Following Clinton's remarks, Patriot withdrew its original plan and submitted a new one that won court approval.
Peabody, the world's largest private-sector coal producer, spun off Patriot into a separate entity in 2007. During Patriot's first bankruptcy in 2012, Peabody had agreed to cover the benefits of retirees. But last month, in a court filing in St.

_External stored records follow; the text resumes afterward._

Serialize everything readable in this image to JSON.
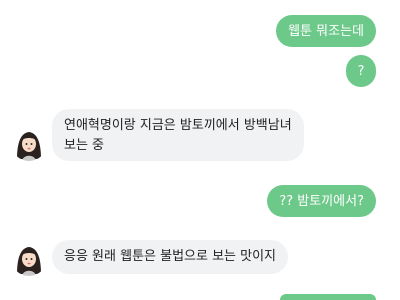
{
  "messages": [
    {
      "side": "out",
      "text": "웹툰 뭐조는데"
    },
    {
      "side": "out",
      "text": "?"
    },
    {
      "side": "in",
      "lines": [
        "연애혁명이랑 지금은 밤토끼에서 방백남녀",
        "보는 중"
      ]
    },
    {
      "side": "out",
      "text": "?? 밤토끼에서?"
    },
    {
      "side": "in",
      "lines": [
        "응응 원래 웹툰은 불법으로 보는 맛이지"
      ]
    },
    {
      "side": "out",
      "text": ""
    }
  ],
  "colors": {
    "outgoing_bubble": "#6cc98a",
    "incoming_bubble": "#f1f2f4"
  },
  "icons": {
    "avatar": "girl-avatar-icon"
  }
}
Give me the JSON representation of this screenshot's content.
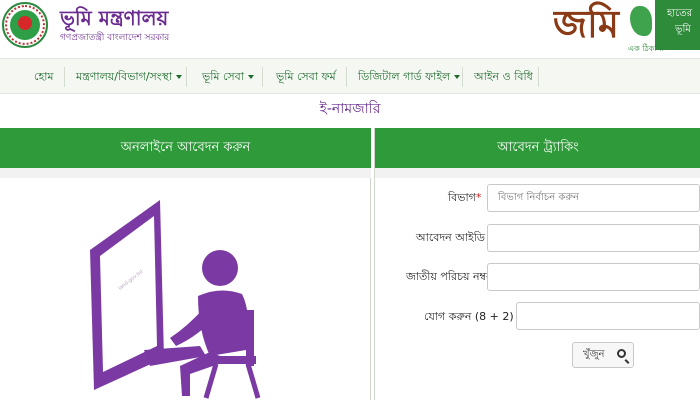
{
  "header": {
    "ministry_title": "ভূমি মন্ত্রণালয়",
    "ministry_subtitle": "গণপ্রজাতন্ত্রী বাংলাদেশ সরকার",
    "brand_name": "জমি",
    "brand_side_line1": "হাতের",
    "brand_side_line2": "ভূমি",
    "brand_tagline": "এক ঠিকানা"
  },
  "nav": {
    "items": [
      {
        "label": "হোম",
        "dropdown": false
      },
      {
        "label": "মন্ত্রণালয়/বিভাগ/সংস্থা",
        "dropdown": true
      },
      {
        "label": "ভূমি সেবা",
        "dropdown": true
      },
      {
        "label": "ভূমি সেবা ফর্ম",
        "dropdown": false
      },
      {
        "label": "ডিজিটাল গার্ড ফাইল",
        "dropdown": true
      },
      {
        "label": "আইন ও বিধি",
        "dropdown": false
      }
    ]
  },
  "page": {
    "subtitle": "ই-নামজারি"
  },
  "left_panel": {
    "title": "অনলাইনে আবেদন করুন",
    "screen_text": "land.gov.bd"
  },
  "right_panel": {
    "title": "আবেদন ট্র্যাকিং",
    "division_label": "বিভাগ",
    "division_placeholder": "বিভাগ নির্বাচন করুন",
    "application_id_label": "আবেদন আইডি",
    "nid_label": "জাতীয় পরিচয় নম্বর",
    "captcha_label": "যোগ করুন (8 + 2) =",
    "required_mark": "*",
    "search_label": "খুঁজুন"
  },
  "colors": {
    "brand_green": "#2f9a3a",
    "brand_purple": "#6b2c91",
    "illustration_purple": "#7b3aa3"
  },
  "icons": [
    "search-icon",
    "caret-down-icon",
    "government-seal-logo"
  ]
}
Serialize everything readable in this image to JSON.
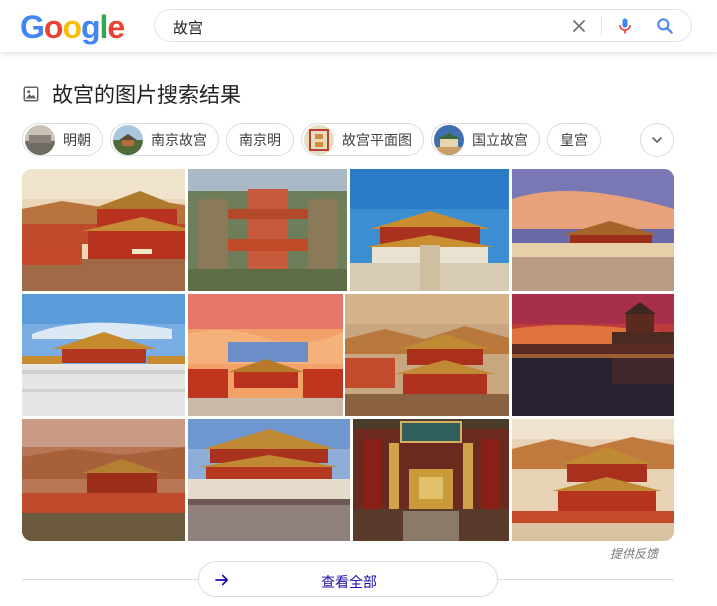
{
  "logo": {
    "letters": [
      "G",
      "o",
      "o",
      "g",
      "l",
      "e"
    ],
    "colors": [
      "#4285F4",
      "#EA4335",
      "#FBBC05",
      "#4285F4",
      "#34A853",
      "#EA4335"
    ]
  },
  "search": {
    "query": "故宫"
  },
  "section": {
    "title": "故宫的图片搜索结果"
  },
  "chips": [
    {
      "label": "明朝",
      "has_thumb": true
    },
    {
      "label": "南京故宫",
      "has_thumb": true
    },
    {
      "label": "南京明",
      "has_thumb": false
    },
    {
      "label": "故宫平面图",
      "has_thumb": true
    },
    {
      "label": "国立故宫",
      "has_thumb": true
    },
    {
      "label": "皇宫",
      "has_thumb": false
    }
  ],
  "images": {
    "plaque_text": "皇極建有"
  },
  "footer": {
    "feedback": "提供反馈",
    "view_all": "查看全部"
  },
  "colors": {
    "link": "#1a0dab",
    "border": "#dadce0",
    "mic_blue": "#4285F4",
    "mic_red": "#EA4335"
  }
}
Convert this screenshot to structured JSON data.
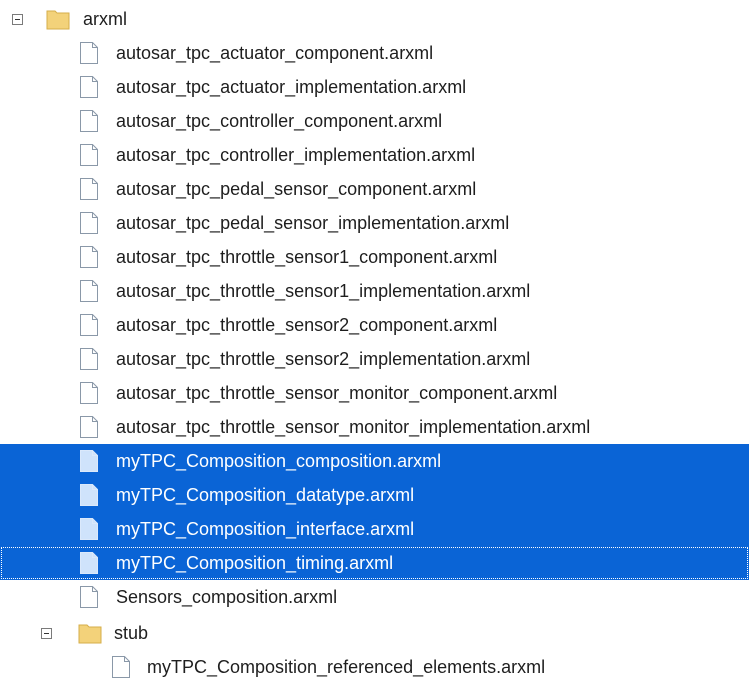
{
  "tree": {
    "root": {
      "label": "arxml",
      "icon": "folder-icon",
      "expanded": true
    },
    "files": [
      {
        "label": "autosar_tpc_actuator_component.arxml",
        "selected": false
      },
      {
        "label": "autosar_tpc_actuator_implementation.arxml",
        "selected": false
      },
      {
        "label": "autosar_tpc_controller_component.arxml",
        "selected": false
      },
      {
        "label": "autosar_tpc_controller_implementation.arxml",
        "selected": false
      },
      {
        "label": "autosar_tpc_pedal_sensor_component.arxml",
        "selected": false
      },
      {
        "label": "autosar_tpc_pedal_sensor_implementation.arxml",
        "selected": false
      },
      {
        "label": "autosar_tpc_throttle_sensor1_component.arxml",
        "selected": false
      },
      {
        "label": "autosar_tpc_throttle_sensor1_implementation.arxml",
        "selected": false
      },
      {
        "label": "autosar_tpc_throttle_sensor2_component.arxml",
        "selected": false
      },
      {
        "label": "autosar_tpc_throttle_sensor2_implementation.arxml",
        "selected": false
      },
      {
        "label": "autosar_tpc_throttle_sensor_monitor_component.arxml",
        "selected": false
      },
      {
        "label": "autosar_tpc_throttle_sensor_monitor_implementation.arxml",
        "selected": false
      },
      {
        "label": "myTPC_Composition_composition.arxml",
        "selected": true
      },
      {
        "label": "myTPC_Composition_datatype.arxml",
        "selected": true
      },
      {
        "label": "myTPC_Composition_interface.arxml",
        "selected": true
      },
      {
        "label": "myTPC_Composition_timing.arxml",
        "selected": true,
        "focused": true
      },
      {
        "label": "Sensors_composition.arxml",
        "selected": false
      }
    ],
    "subfolder": {
      "label": "stub",
      "icon": "folder-icon",
      "expanded": true
    },
    "subfiles": [
      {
        "label": "myTPC_Composition_referenced_elements.arxml",
        "selected": false
      }
    ],
    "colors": {
      "selection": "#0a64d6",
      "folder": "#f3d27a"
    }
  }
}
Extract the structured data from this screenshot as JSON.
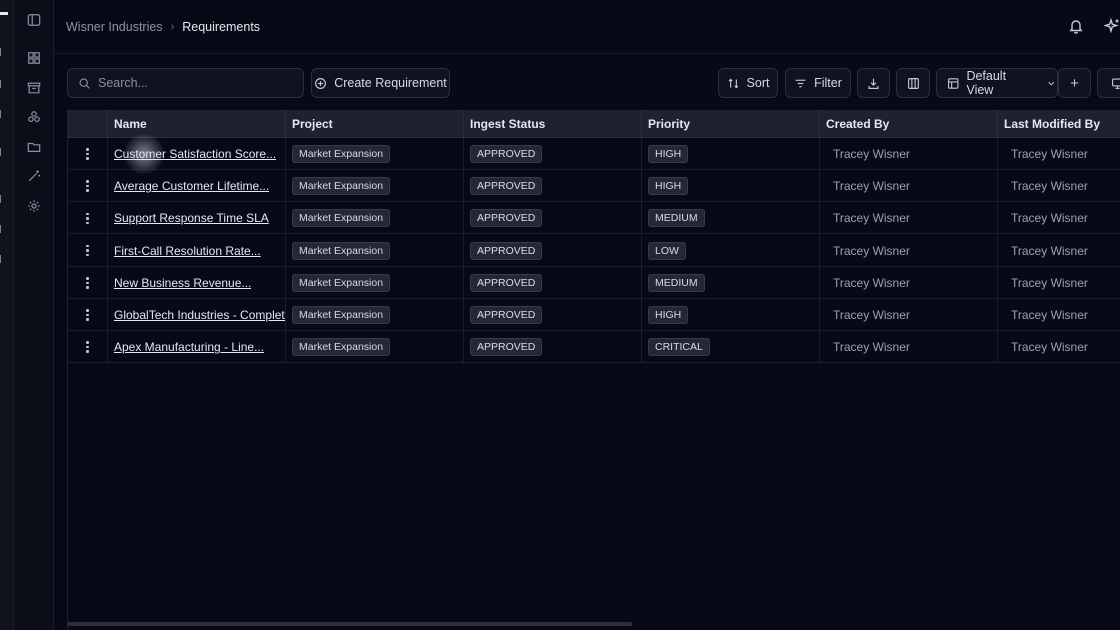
{
  "breadcrumb": {
    "org": "Wisner Industries",
    "separator": "›",
    "page": "Requirements"
  },
  "toolbar": {
    "search_placeholder": "Search...",
    "create_label": "Create Requirement",
    "sort_label": "Sort",
    "filter_label": "Filter",
    "view_label": "Default View",
    "add_label": "+"
  },
  "table": {
    "columns": [
      "Name",
      "Project",
      "Ingest Status",
      "Priority",
      "Created By",
      "Last Modified By"
    ],
    "rows": [
      {
        "name": "Customer Satisfaction Score...",
        "project": "Market Expansion",
        "status": "APPROVED",
        "priority": "HIGH",
        "created_by": "Tracey Wisner",
        "modified_by": "Tracey Wisner"
      },
      {
        "name": "Average Customer Lifetime...",
        "project": "Market Expansion",
        "status": "APPROVED",
        "priority": "HIGH",
        "created_by": "Tracey Wisner",
        "modified_by": "Tracey Wisner"
      },
      {
        "name": "Support Response Time SLA",
        "project": "Market Expansion",
        "status": "APPROVED",
        "priority": "MEDIUM",
        "created_by": "Tracey Wisner",
        "modified_by": "Tracey Wisner"
      },
      {
        "name": "First-Call Resolution Rate...",
        "project": "Market Expansion",
        "status": "APPROVED",
        "priority": "LOW",
        "created_by": "Tracey Wisner",
        "modified_by": "Tracey Wisner"
      },
      {
        "name": "New Business Revenue...",
        "project": "Market Expansion",
        "status": "APPROVED",
        "priority": "MEDIUM",
        "created_by": "Tracey Wisner",
        "modified_by": "Tracey Wisner"
      },
      {
        "name": "GlobalTech Industries - Complete...",
        "project": "Market Expansion",
        "status": "APPROVED",
        "priority": "HIGH",
        "created_by": "Tracey Wisner",
        "modified_by": "Tracey Wisner"
      },
      {
        "name": "Apex Manufacturing - Line...",
        "project": "Market Expansion",
        "status": "APPROVED",
        "priority": "CRITICAL",
        "created_by": "Tracey Wisner",
        "modified_by": "Tracey Wisner"
      }
    ]
  },
  "icons": {
    "sidebar": [
      "sidebar-toggle-icon",
      "dashboard-icon",
      "archive-icon",
      "components-icon",
      "folder-icon",
      "magic-wand-icon",
      "gear-icon"
    ],
    "header": [
      "bell-icon",
      "sparkle-icon"
    ],
    "toolbar": [
      "search-icon",
      "plus-circle-icon",
      "sort-icon",
      "filter-icon",
      "download-icon",
      "columns-icon",
      "layout-icon",
      "chevron-down-icon",
      "display-icon"
    ]
  }
}
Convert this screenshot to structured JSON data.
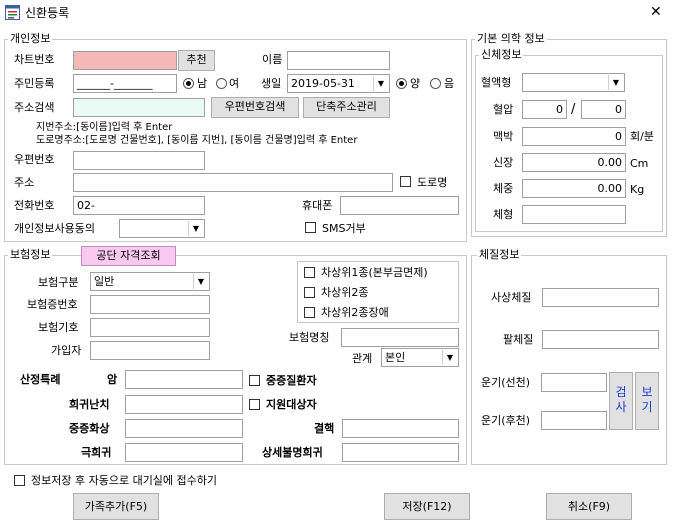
{
  "window": {
    "title": "신환등록",
    "close_glyph": "✕",
    "icon": "app-form-icon"
  },
  "personal": {
    "group_title": "개인정보",
    "chart_no_label": "차트번호",
    "chart_no_value": "",
    "recommend_button": "추천",
    "name_label": "이름",
    "name_value": "",
    "rrn_label": "주민등록",
    "rrn_value": "______-_______",
    "sex_male": "남",
    "sex_female": "여",
    "birth_label": "생일",
    "birth_value": "2019-05-31",
    "cal_solar": "양",
    "cal_lunar": "음",
    "addr_search_label": "주소검색",
    "addr_search_value": "",
    "zip_search_button": "우편번호검색",
    "short_addr_button": "단축주소관리",
    "hint1": "지번주소:[동이름]입력 후 Enter",
    "hint2": "도로명주소:[도로명 건물번호], [동이름 지번], [동이름 건물명]입력 후 Enter",
    "zip_label": "우편번호",
    "zip_value": "",
    "addr_label": "주소",
    "addr_value": "",
    "road_name_label": "도로명",
    "phone_label": "전화번호",
    "phone_value": "02-",
    "mobile_label": "휴대폰",
    "mobile_value": "",
    "consent_label": "개인정보사용동의",
    "consent_value": "",
    "sms_refuse_label": "SMS거부"
  },
  "insurance": {
    "group_title": "보험정보",
    "qualify_button": "공단 자격조회",
    "type_label": "보험구분",
    "type_value": "일반",
    "cert_no_label": "보험증번호",
    "cert_no_value": "",
    "symbol_label": "보험기호",
    "symbol_value": "",
    "subscriber_label": "가입자",
    "subscriber_value": "",
    "upper1_label": "차상위1종(본부금면제)",
    "upper2_label": "차상위2종",
    "upper2_disabled_label": "차상위2종장애",
    "insured_name_label": "보험명칭",
    "insured_name_value": "",
    "relation_label": "관계",
    "relation_value": "본인",
    "special_label": "산정특례",
    "cancer_label": "암",
    "cancer_value": "",
    "severe_label": "중증질환자",
    "rare_label": "희귀난치",
    "rare_value": "",
    "support_label": "지원대상자",
    "burn_label": "중증화상",
    "burn_value": "",
    "tb_label": "결핵",
    "tb_value": "",
    "ultra_rare_label": "극희귀",
    "ultra_rare_value": "",
    "unknown_rare_label": "상세불명희귀",
    "unknown_rare_value": ""
  },
  "medical": {
    "outer_title": "기본 의학 정보",
    "body_title": "신체정보",
    "blood_label": "혈액형",
    "blood_value": "",
    "bp_label": "혈압",
    "bp_sys": "0",
    "bp_sep": "/",
    "bp_dia": "0",
    "pulse_label": "맥박",
    "pulse_value": "0",
    "pulse_unit": "회/분",
    "height_label": "신장",
    "height_value": "0.00",
    "height_unit": "Cm",
    "weight_label": "체중",
    "weight_value": "0.00",
    "weight_unit": "Kg",
    "shape_label": "체형",
    "shape_value": ""
  },
  "constitution": {
    "group_title": "체질정보",
    "sasang_label": "사상체질",
    "sasang_value": "",
    "eight_label": "팔체질",
    "eight_value": "",
    "fortune_front_label": "운기(선천)",
    "fortune_front_value": "",
    "fortune_back_label": "운기(후천)",
    "fortune_back_value": "",
    "calc_button": "검사",
    "view_button": "보기"
  },
  "footer": {
    "auto_wait_label": "정보저장 후 자동으로 대기실에 접수하기",
    "add_family_button": "가족추가(F5)",
    "save_button": "저장(F12)",
    "cancel_button": "취소(F9)"
  }
}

Louis, where it is headquartered, Peabody argued it does not have to make the benefits payments under the terms of Patriot's newly approved bankruptcy plan.
"These are people who put their own health and safety at risk for years so the rest of us could have the affordable, reliable electricity we take for granted," Clinton said in a statement commenting on the roughly 11,000 retirees who would be affected.
"They are entitled to the benefits they've earned, and which Peabody just two years ago committed to pay. I hope Peabody does the right thing," Clinton added.
Peabody could not be immediately reached for comment.
Under Patriot's 2012 bankruptcy, Peabody had agreed to pay US$310 million to cover the benefits of retirees, of which US$145 million is outstanding.
Patriot, based in Scott Depot, West Virginia, has now teamed up with the United Mine Workersof America union to demand that Peabody pay Patriot the US$145 million.Clinton has promised that if elected president in November 2016 she would not leave workers in coal-producing areas behind as the country transitions to renewable sources of energy.